Blaise Aguera y Arcas praised the revolutionary technique known as deep learning, allowing teams like his phones to recognize phones and voices. He also regretted the limitations of that technology, designing software called artificial neural networks that could become better in a specific task through experience or seeing labeled examples of correct answers.

“We are a bit like the dog that took the car,” said Aguera y Arcas. Deep learning has quickly brought down a number of long-term challenges in AI – but does not immediately seem suitable for many who remain. Problems that involve reasoning or social intelligence, such as weighing a potential appointment in the way a person would act, are still out of reach, he said. “All the models we have learned to train are about passing a test or winning a game with a score [but so many things] that intelligences do not fall under that heading,” he said.

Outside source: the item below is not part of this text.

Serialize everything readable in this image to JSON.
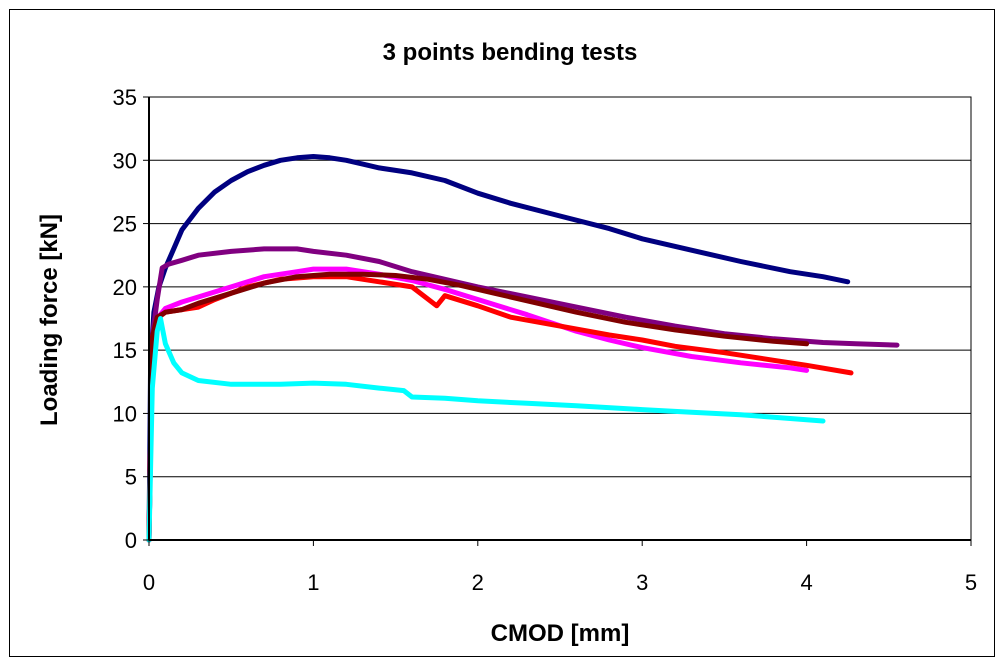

Hours later, one of the three researchers who were the godfathers of deep learning also pointed to the limitations of the technology he had helped bring into the world. Yoshua Bengio, director of Mila, an AI institute in Montreal, recently shared the highest prize in computer science with two other researchers for starting the deep learning revolution. But he noted that the technique produces highly specialized results; a system that is trained to show superhuman performance in one video game is unable to play the other. “We have machines that learn in a very scary way,” said Bengio. “They need much more data to learn a task than human examples of intelligence, and they still make stupid mistakes.”

Bengio and Aguera y Arcas both urged NeurIPS participants to think more about the biological roots of natural intelligence. Aguera y Arcas showed the results of experiments in which simulated bacteria were adapted to search for food and to communicate via a form of artificial evolution. Bengio discussed early work to make profound learning systems flexible enough to handle situations that are very different from those they were trained in, and made an analogy with how people can handle new scenarios, such as driving in another city or country.